A fragment shader uses two atomic counters. It may or may not increment the first and may or may not increment the second (but never both). Before so modifying the counters, however, their current values are always read and –if the counters are then later modified– those previously read values used for some custom logic. All this happens in a (most likely unrollable) loop.
Envision a flow roughly like this:
- in some small unrollable loop, say FOR 0-20 (compile-time resolvable const)…

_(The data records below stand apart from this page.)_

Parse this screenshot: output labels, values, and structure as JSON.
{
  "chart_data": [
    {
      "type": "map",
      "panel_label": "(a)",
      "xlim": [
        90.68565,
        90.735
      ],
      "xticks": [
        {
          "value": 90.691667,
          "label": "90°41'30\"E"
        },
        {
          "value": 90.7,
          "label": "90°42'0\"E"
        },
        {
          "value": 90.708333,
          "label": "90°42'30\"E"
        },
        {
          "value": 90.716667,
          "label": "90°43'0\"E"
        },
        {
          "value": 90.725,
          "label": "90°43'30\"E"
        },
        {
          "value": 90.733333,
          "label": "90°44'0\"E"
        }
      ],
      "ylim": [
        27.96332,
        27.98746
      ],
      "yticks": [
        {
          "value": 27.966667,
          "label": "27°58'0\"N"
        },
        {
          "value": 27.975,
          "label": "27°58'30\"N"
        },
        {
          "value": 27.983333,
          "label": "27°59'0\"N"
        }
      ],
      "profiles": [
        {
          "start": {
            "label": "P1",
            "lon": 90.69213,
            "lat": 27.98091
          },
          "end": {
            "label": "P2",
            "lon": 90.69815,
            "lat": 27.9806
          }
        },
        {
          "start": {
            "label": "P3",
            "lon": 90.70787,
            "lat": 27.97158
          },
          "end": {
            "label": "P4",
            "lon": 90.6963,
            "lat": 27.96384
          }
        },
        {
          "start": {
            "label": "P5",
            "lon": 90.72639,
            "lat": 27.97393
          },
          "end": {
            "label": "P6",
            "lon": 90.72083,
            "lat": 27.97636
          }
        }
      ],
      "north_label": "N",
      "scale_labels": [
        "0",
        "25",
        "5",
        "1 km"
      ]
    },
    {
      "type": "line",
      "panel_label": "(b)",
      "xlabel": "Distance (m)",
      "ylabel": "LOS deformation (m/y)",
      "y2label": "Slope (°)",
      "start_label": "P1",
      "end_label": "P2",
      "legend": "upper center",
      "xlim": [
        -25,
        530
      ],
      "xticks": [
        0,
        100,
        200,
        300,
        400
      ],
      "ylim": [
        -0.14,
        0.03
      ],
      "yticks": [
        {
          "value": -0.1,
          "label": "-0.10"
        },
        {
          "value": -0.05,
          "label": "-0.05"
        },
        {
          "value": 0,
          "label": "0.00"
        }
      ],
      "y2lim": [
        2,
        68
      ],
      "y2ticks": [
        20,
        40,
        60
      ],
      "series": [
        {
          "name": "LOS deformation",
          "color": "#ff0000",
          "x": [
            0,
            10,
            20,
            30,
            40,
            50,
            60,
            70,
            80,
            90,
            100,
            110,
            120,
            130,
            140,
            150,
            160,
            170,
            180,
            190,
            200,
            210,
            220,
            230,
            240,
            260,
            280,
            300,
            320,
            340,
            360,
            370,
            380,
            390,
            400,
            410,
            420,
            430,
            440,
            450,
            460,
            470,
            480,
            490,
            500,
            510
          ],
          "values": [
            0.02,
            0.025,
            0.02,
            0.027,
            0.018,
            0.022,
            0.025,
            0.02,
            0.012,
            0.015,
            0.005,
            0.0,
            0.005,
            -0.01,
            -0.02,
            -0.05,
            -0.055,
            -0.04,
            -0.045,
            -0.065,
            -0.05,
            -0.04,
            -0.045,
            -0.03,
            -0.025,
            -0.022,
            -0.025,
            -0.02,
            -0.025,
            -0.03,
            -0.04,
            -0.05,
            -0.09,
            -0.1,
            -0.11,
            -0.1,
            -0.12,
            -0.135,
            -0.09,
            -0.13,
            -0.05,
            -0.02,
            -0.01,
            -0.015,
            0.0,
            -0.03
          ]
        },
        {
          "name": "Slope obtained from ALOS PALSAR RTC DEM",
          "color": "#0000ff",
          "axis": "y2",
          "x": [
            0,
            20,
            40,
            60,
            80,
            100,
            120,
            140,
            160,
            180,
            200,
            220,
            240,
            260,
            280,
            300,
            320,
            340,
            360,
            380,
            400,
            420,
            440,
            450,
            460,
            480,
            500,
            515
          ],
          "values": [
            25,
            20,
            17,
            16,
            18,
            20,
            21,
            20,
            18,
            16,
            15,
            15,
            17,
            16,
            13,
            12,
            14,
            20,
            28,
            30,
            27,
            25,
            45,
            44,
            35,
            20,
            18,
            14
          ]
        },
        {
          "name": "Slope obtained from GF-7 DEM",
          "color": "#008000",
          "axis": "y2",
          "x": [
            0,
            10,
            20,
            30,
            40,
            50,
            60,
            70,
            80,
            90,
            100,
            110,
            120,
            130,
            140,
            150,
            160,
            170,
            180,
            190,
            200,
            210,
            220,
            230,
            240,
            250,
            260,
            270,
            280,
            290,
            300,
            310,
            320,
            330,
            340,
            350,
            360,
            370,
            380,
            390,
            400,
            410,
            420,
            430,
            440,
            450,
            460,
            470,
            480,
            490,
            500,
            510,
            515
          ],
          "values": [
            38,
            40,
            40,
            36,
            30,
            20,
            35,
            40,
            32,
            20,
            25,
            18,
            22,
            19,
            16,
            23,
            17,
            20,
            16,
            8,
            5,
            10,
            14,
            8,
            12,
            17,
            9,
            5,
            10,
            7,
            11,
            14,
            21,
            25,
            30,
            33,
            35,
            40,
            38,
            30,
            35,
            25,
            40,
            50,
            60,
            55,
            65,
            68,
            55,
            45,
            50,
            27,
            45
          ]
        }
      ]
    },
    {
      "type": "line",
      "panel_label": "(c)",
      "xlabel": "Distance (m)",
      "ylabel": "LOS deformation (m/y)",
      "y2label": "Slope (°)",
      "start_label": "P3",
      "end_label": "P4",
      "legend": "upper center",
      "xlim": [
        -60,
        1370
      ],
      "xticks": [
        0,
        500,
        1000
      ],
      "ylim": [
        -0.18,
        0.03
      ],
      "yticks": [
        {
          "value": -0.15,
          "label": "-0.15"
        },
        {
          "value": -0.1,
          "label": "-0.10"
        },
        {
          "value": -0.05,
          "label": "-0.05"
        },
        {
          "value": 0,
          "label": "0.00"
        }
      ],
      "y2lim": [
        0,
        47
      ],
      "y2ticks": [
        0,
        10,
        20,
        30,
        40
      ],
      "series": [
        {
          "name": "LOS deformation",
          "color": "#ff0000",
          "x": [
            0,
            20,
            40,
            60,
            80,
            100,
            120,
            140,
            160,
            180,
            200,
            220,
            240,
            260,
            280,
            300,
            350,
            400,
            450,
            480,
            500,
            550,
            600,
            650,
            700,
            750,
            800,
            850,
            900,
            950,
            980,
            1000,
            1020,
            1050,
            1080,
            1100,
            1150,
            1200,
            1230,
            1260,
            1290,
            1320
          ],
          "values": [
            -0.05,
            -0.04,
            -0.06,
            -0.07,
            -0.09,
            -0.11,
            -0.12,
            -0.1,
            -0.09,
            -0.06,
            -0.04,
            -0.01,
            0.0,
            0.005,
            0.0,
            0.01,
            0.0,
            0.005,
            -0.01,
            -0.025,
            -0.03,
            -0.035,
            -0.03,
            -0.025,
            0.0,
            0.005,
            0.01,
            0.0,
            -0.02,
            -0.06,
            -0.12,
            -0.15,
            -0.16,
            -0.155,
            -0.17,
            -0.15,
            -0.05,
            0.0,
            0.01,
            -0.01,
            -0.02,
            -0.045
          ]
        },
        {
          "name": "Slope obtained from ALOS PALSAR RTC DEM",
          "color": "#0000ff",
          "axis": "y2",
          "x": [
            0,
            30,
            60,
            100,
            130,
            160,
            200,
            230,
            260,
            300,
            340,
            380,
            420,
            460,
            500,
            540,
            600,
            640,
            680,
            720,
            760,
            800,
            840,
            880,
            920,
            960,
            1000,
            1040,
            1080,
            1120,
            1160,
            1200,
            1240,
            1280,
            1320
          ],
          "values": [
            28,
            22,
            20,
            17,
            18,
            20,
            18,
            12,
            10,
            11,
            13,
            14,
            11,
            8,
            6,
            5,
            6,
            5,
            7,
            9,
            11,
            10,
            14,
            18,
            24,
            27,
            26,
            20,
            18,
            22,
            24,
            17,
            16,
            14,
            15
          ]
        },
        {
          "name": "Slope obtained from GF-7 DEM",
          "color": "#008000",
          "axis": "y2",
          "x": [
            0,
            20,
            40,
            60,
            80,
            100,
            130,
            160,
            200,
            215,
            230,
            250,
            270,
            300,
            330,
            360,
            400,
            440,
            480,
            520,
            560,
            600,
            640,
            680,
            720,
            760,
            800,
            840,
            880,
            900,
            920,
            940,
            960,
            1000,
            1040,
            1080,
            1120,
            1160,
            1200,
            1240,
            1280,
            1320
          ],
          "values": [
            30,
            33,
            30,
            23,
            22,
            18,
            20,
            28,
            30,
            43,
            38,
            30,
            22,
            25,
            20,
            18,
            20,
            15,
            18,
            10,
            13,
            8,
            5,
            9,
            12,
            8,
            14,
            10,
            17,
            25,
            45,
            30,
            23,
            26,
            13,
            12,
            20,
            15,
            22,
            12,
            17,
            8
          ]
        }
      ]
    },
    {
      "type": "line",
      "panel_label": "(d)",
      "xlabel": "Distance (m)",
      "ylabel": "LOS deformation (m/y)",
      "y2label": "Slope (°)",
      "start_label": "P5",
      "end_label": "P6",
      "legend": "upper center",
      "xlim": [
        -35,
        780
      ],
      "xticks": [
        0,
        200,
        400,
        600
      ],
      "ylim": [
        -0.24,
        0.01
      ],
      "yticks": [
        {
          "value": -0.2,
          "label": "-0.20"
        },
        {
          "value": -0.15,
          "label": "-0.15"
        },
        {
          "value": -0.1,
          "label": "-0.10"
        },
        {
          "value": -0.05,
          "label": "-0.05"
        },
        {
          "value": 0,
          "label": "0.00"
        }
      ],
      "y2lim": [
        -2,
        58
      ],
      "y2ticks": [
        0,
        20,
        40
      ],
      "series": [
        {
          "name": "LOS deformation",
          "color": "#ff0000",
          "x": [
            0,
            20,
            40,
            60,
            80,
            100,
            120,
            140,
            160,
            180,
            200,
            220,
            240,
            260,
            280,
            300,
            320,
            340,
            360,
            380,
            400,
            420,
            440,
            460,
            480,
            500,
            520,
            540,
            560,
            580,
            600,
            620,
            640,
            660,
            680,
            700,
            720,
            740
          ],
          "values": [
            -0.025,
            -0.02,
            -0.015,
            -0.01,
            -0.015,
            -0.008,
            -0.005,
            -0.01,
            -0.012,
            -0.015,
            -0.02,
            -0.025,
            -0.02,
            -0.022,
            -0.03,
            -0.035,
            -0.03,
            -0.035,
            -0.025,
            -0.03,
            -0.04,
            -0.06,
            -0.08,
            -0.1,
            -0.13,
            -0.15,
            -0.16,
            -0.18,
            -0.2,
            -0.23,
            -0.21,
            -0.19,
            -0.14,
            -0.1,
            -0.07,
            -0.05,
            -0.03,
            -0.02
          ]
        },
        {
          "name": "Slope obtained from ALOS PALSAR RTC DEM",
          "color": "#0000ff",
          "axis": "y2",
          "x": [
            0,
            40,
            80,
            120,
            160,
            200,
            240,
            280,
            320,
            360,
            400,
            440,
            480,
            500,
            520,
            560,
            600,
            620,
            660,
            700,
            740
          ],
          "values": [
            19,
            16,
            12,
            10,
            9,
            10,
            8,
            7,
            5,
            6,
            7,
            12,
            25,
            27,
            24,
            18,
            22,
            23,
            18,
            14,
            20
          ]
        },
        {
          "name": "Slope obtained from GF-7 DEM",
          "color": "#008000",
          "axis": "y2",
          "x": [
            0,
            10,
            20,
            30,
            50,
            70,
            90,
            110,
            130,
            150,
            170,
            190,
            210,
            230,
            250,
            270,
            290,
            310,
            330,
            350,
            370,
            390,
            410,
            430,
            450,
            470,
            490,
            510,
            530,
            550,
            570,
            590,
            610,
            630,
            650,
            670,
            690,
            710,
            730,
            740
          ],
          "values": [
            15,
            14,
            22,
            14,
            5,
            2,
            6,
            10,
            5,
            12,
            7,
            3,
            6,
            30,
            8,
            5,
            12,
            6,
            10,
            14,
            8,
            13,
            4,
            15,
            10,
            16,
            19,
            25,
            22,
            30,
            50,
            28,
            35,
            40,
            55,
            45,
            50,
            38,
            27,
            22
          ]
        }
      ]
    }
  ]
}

- get counter values for AC1 and AC2
- check some value:
- if x: set texel in uimage1D_A at index AC1, increment AC1
- else: set texel in uimage1D_B at index (imgwidth-AC2-1), increment AC2
Question: the shader queries the current counter value — does it always get the “most current” value? Do I lose the massive parallelism of fragment shaders here (speaking in terms of of current-generation and future GPUs and drivers only)?
As for the branching (if x) — I compare a texel in another (readonly restrict uniform) uimage1D to a (uniform) uint. So one operand is definitely a uniform scalar, but the other is an imageLoad().x although the image is uniform — is this sort of branching still “fully parallelized”? You can see both branches are each exactly two, almost identical instructions. Assuming a “perfectly optimizing” GLSL compiler, is this kind of branching likely introducing a stall?
Atomic counters are atomic. But each atomic operation is atomic only for that operation.
So, if you want to ensure that every shader gets a unique value from a counter, then every shader must access that counter only with
atomicCounterIncrement(orDecrement, but they must all use the same one).The correct way to do what you’re suggesting is:
atomicCounterIncrement(AC1), storing the value returned.atomicCounterIncrement(AC2), storing the value returned.Your “fetch and later increment” strategy is a race condition waiting to happen. It doesn’t matter if it’s “fully parallelized” because it’s broken. You need it to work before wondering if it’s going to be fast.
I would strongly advise getting familiar with atomics and threading on CPUs before trying to tackle GPU stuff. This is a common mistake made by novices when working with atomics. You need to be a threading expert (or at least intermediate-level) if you want to use successfully GLSL atomics and image load/store.